Today, Tory health Minister Anna Soubry is all over the papers for coming out in favour of assisted suicide.
At last, I found myself shouting as I unfolded the Times from my mailbox. Soubry, though a Tory, is refreshingly candid and extremely realistic about this matter.
Indeed I am totally confident that by the time I am in my 80s (should I get there) it will be totally normal to end one's own life early in the event of terminal illness.
Personally, I know I will do this, without any doubt at all. Three reasons. Firstly, I am very bad indeed at being ill. I get very depressed, very difficult to deal with and have a very low pain threshold. Secondly, I don't want to cost my family and the state ridiculous amounts of money keeping me alive for an extra year or two during my inevitable decline. Thirdly, I want to 'check out' in my own way and my own time.
Of course I do see why people hang on to the bitter end. They want just one more day, week, month with loved-ones - or they hold on to some hope that the end may not be nigh. Others think of dying in a similar way to child-birth, a natural experience which is, in some way, essential if one is to be in touch with one's humanity.
My own experience is different. My own grandmother died 8 years after a terrible stroke that left her like a baby, unable to communicate or help herself. She would have wanted to go had she any notion at all of her condition, which she hadn't.
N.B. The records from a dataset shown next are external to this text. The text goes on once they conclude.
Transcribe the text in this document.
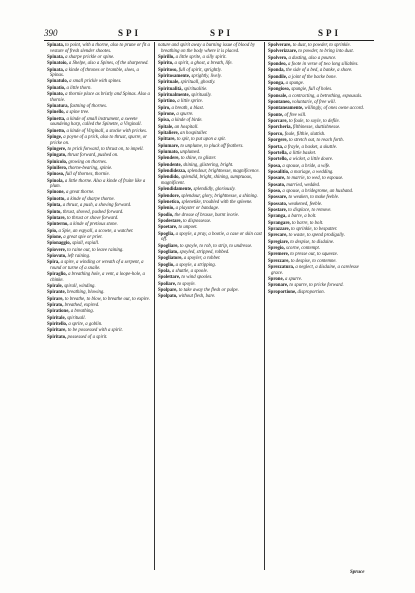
390	SPI	SPI	SPI

Spinata, to point, with a thorne, also to prune or fit a vesture of fresh slender shootes.

Spinata, a sharpe prickle or spine.

Spinatoio, a Shelpe, also a Spines, of the sharpened.

Spinata, a kinde of thrones or bramble, sloes, a Spinas.

Spinatulo, a small prickle with spines.

Spinatio, a little thorn.

Spinato, a thornie place as bristly and Spinas. Also a thornie.

Spinatura, fastning of thornes.

Spinello, a spine tree.

Spinetta, a kinde of small instrument, a sweete soundeing harp, called the Spinette, a Virginall.

Spinetto, a kinde of Virginall, a stocke with prickes.

Spinge, a poyne of a prick, also to thrust, spurre, or pricke on.

Spingere, to prick forward, to thrust on, to impell.

Spingato, thrust forward, pushed on.

Spinicolo, growing on thornes.

Spinifero, thorne-bearing, spinie.

Spinoso, full of thornes, thornie.

Spinola, a little thorne. Also a kinde of fruite like a plum.

Spinone, a great thorne.

Spinotto, a kinde of sharpe thorne.

Spinta, a thrust, a push, a shoving forward.

Spinto, thrust, shoved, pushed forward.

Spintare, to thrust or shove forward.

Spinterno, a kinde of pretious stone.

Spio, a Spie, an espyall, a scowte, a watcher.

Spione, a great spie or prier.

Spionaggio, spiall, espiall.

Spiovere, to raine out, to leave raining.

Spiovuto, left raining.

Spira, a spire, a winding or wreath of a serpent, a round or turne of a snaile.

Spiraglio, a breathing hole, a vent, a loope-hole, a chinke.

Spirale, spirall, winding.

Spirante, breathing, blowing.

Spirare, to breathe, to blow, to breathe out, to expire.

Spirato, breathed, expired.

Spiratione, a breathing.

Spiritale, spirituall.

Spiritello, a sprite, a goblin.

Spiritare, to be possessed with a spirit.

Spiritato, possessed of a spirit.

nature and spirit away a burning issue of blood by breathing on the body where it is placed.

Spirillo, a little sprite, a silly spirit.

Spirito, a spirit, a ghost, a breath, life.

Spiritoso, full of spirit, sprightly.

Spiritosamente, sprightly, lively.

Spirituale, spirituall, ghostly.

Spiritualità, spiritualitie.

Spiritualmente, spiritually.

Spirtino, a little sprite.

Spiro, a breath, a blast.

Spirone, a spurre.

Spisa, a kinde of birde.

Spitale, an hospitall.

Spitaliere, an hospitaller.

Spittare, to spit, to put upon a spit.

Spiumare, to unplume, to pluck off feathers.

Spiumato, unplumed.

Splendere, to shine, to glister.

Splendente, shining, glistering, bright.

Splendidezza, splendour, brightnesse, magnificence.

Splendido, splendid, bright, shining, sumptuous, magnificent.

Splendidamente, splendidly, gloriously.

Splendore, splendour, glory, brightnesse, a shining.

Splenetico, splenetike, troubled with the spleene.

Splenio, a playster or bandage.

Spodio, the drosse of brasse, burnt ivorie.

Spodestare, to dispossesse.

Spoetare, to unpoet.

Spoglia, a spoyle, a pray, a bootie, a case or skin cast off.

Spogliare, to spoyle, to rob, to strip, to undresse.

Spogliato, spoyled, stripped, robbed.

Spogliatore, a spoyler, a robber.

Spoglio, a spoyle, a stripping.

Spola, a shuttle, a spoole.

Spolettare, to wind spooles.

Spoliare, to spoyle.

Spolpare, to take away the flesh or pulpe.

Spolpato, without flesh, bare.

Spolverare, to dust, to powder, to sprinkle.

Spolverizzare, to powder, to bring into dust.

Spolvero, a dusting, also a pounce.

Spondeo, a foote in verse of two long sillables.

Sponda, the side of a bed, a banke, a shore.

Spondile, a joint of the backe bone.

Sponga, a spunge.

Spongioso, spungie, full of holes.

Sponsale, a contracting, a betrothing, espousals.

Spontaneo, voluntarie, of free will.

Spontaneamente, willingly, of ones owne accord.

Sponte, of free will.

Sporcare, to foule, to soyle, to defile.

Sporcheria, filthinesse, sluttishnesse.

Sporco, foule, filthie, sluttish.

Sporgere, to stretch out, to reach forth.

Sporta, a frayle, a basket, a skuttle.

Sportella, a little basket.

Sportello, a wicket, a little doore.

Sposa, a spouse, a bride, a wife.

Sposalitio, a mariage, a wedding.

Sposare, to marrie, to wed, to espouse.

Sposato, married, wedded.

Sposo, a spouse, a bridegrome, an husband.

Spossare, to weaken, to make feeble.

Spossato, weakened, feeble.

Spostare, to displace, to remove.

Spranga, a barre, a bolt.

Sprangare, to barre, to bolt.

Sprazzare, to sprinkle, to bespatter.

Sprecare, to waste, to spend prodigally.

Spregiare, to despise, to disdaine.

Spregio, scorne, contempt.

Spremere, to presse out, to squeeze.

Sprezzare, to despise, to contemne.

Sprezzatura, a neglect, a disdaine, a carelesse grace.

Sprone, a spurre.

Spronare, to spurre, to pricke forward.

Sproportione, disproportion.

Spruce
It broke my heart to see her having to live a life she wouldn't have wished on her worst enemy.
Some people - religious people invariably - will argue that following her stroke, my grandmother became, in a sense, a different person and that we perhaps shouldn't judge her final years by the critera that she would have done as a fit woman. Again, sorry I don't buy that. Just because she couldn't make a decision post-stroke wouldn't make it wrong to see her will made while compus-mentis realised by assisted suicide.
I say this with a lot of pain, but I would have administered that ending for her, had this been legal and she had signed to say that was her will. I would have felt no guilt, just relief that I had been able to do one last thing that she would have wanted.